Die Eisenbahn war das Symbol revolutionärer Dynamik, wie dieses Agitationsplakat aus der Sowjetunion der zwanziger Jahre zeigt. Gusel Jachinas Roman nutzt den Mythos und wendet ihn zugleich gegen die bolschewistische Idealisierung. Bild: Interfoto

Kinderleid als Folge des Bürgerkriegs: Gusel Jachina erzählt in „Wo vielleicht das Leben wartet“ von einer Rettungsaktion im revolutionären Russland des Jahres 1923.

          4 Min.

          Dieser Roman beginnt in zwei Städten, die weltberühmt sind für ihre prachtvollen muslimischen Bauwerke: Ka­san und Samarkand. Doch mit dem Zauber der Hauptstadt von Tatarstan und des Touristenmagneten von Usbekistan hält sich Gusel Jachina in ihrem Roman „Wo vielleicht das Leben wartet“ gar nicht auf. Es ist auch nicht die rechte Zeit dafür, über die das Buch erzählt: Wir befinden uns im Jahr 1923, genauer gesprochen in den fünf Wochen vom 10. Oktober bis zum 15. November, und auf fast sechshundert Seiten verfolgen wir die verzweifelten Be­­mühungen des Eisenbahners Dejew, einen Transport mit fünfhundert hungernden Kindern aus dem Elend des vom nachrevolutionären Bürgerkrieg hart getroffenen Kasan ins vermeintlich friedliche und vor allem lebensmittelreiche Samarkand zu führen.

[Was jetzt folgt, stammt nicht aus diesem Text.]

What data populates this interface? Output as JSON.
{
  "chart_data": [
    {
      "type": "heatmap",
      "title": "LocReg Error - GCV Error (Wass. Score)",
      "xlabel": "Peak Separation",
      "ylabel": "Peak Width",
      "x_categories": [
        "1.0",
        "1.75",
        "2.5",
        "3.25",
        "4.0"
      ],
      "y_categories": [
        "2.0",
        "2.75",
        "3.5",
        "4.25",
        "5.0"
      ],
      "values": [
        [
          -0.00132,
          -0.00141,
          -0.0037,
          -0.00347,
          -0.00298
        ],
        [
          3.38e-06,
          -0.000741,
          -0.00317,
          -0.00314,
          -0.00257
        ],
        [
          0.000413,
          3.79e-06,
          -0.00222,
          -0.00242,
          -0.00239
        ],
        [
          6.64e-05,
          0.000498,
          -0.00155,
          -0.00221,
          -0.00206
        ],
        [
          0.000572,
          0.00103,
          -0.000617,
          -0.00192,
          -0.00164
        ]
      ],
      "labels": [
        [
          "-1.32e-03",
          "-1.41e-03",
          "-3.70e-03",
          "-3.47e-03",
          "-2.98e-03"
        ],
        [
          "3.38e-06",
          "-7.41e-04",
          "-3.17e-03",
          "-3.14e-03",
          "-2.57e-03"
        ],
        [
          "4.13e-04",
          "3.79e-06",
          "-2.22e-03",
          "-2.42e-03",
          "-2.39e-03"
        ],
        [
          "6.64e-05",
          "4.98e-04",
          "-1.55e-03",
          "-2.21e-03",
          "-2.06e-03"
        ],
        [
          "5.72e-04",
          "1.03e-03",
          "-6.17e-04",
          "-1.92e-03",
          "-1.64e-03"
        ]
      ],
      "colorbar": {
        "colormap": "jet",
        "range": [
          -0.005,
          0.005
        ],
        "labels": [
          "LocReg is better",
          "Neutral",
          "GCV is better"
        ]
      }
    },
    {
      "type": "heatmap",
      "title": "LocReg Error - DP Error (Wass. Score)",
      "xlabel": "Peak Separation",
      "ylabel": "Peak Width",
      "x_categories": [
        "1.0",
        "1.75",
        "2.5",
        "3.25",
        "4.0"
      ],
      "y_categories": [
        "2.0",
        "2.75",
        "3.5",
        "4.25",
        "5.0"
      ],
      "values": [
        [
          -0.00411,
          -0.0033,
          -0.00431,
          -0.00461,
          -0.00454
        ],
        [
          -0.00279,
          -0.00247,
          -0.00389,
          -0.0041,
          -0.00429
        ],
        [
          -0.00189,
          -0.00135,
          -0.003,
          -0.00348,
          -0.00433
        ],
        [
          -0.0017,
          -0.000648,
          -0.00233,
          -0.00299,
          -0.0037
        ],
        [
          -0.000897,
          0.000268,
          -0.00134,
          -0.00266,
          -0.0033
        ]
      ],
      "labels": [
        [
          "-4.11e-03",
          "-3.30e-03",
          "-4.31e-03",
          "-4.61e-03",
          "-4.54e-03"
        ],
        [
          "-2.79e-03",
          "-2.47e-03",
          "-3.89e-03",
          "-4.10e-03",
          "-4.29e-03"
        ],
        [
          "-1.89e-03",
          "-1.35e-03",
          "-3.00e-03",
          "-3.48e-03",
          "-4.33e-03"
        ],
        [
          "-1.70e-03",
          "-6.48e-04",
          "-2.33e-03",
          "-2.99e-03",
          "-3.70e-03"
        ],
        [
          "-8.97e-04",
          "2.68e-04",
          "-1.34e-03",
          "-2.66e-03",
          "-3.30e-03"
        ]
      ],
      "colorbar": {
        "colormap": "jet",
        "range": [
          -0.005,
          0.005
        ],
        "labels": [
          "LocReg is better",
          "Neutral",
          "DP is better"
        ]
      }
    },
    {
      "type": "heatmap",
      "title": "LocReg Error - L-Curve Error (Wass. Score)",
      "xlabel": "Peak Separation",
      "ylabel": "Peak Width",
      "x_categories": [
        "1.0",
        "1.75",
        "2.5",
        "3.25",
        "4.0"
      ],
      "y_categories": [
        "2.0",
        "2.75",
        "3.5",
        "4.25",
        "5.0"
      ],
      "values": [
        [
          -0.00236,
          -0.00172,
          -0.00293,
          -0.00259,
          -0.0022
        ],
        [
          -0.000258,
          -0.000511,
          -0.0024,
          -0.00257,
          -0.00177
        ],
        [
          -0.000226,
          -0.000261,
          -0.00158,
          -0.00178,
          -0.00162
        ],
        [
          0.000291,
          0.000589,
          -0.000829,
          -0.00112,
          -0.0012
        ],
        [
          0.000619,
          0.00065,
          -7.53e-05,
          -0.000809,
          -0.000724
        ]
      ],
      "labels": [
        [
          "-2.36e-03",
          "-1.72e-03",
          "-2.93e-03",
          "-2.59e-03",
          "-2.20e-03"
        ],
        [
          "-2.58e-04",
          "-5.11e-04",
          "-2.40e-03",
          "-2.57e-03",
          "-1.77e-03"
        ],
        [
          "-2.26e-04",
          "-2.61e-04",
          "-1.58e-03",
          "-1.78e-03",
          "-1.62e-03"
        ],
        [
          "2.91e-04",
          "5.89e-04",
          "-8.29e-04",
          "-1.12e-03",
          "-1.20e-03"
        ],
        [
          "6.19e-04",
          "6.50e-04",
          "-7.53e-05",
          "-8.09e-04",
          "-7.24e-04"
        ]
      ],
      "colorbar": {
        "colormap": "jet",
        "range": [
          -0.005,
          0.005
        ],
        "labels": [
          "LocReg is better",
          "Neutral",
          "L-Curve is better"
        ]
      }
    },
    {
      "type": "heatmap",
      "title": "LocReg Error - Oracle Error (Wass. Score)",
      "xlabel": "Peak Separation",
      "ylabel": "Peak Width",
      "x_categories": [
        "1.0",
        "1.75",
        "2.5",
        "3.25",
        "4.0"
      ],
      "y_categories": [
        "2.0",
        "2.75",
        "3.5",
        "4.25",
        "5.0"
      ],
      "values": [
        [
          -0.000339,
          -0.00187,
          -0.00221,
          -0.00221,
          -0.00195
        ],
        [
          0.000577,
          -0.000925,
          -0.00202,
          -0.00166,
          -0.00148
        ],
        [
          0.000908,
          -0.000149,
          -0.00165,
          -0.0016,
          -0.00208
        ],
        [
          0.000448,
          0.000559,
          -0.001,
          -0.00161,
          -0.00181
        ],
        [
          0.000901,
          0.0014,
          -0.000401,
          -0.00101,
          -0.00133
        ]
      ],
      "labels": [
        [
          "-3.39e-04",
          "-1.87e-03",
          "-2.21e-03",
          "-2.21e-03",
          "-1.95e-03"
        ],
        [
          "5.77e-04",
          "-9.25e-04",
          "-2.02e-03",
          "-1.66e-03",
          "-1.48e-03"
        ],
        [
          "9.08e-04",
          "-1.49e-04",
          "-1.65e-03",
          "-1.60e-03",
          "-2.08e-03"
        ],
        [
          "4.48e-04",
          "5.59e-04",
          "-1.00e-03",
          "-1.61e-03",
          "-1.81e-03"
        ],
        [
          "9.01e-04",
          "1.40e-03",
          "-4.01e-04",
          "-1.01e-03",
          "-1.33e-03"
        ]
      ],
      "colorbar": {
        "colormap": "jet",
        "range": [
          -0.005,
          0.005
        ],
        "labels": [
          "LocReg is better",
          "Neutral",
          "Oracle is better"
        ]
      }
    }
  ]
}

Knappe viertausend Kilometer Zugfahrt, aber mitten durch Kriegsgebiet, Wüsten und ideologische Auseinandersetzungen. Da bleibt kein Auge für Schauwerte. Es geht ums nackte Überleben.

          Andreas Platthaus
          Verantwortlicher Redakteur für Literatur und literarisches Leben.

          Das darf man wörtlich nehmen. Die Kinder werden von Dejew den Behörden entlang der Strecke bisweilen noch bettel­armer präsentiert, als sie es eh schon sind. Er lässt sie splitternackt vom Bahnhof zur Unterkunft marschieren, denn er weiß, dass dieser engelsgleiche Auftritt auch noch das Herz des abgebrühtesten Atheisten rührt (in diesem Fall das einer Bolschewistin). Mit seiner rigiden Vorgehensweise überreizt Dejew allerdings auch manchmal sein Blatt: „Glaubst du, weil du hungernde Kinder transportierst, kannst du dir alles erlauben?!“, brüllt ihn ein Bahnhofsvorsteher in Busuluk an, als der Zugführer den einzigen schattenspendenden Baum in der Steppenstadt abholzt, um Feuerholz für die Lokomotive zu bekommen. Es mangelt im Land an allem, auch an Verständnis für seinen hemmungslosen Einsatz im Dienst der ihm Anempfohlenen.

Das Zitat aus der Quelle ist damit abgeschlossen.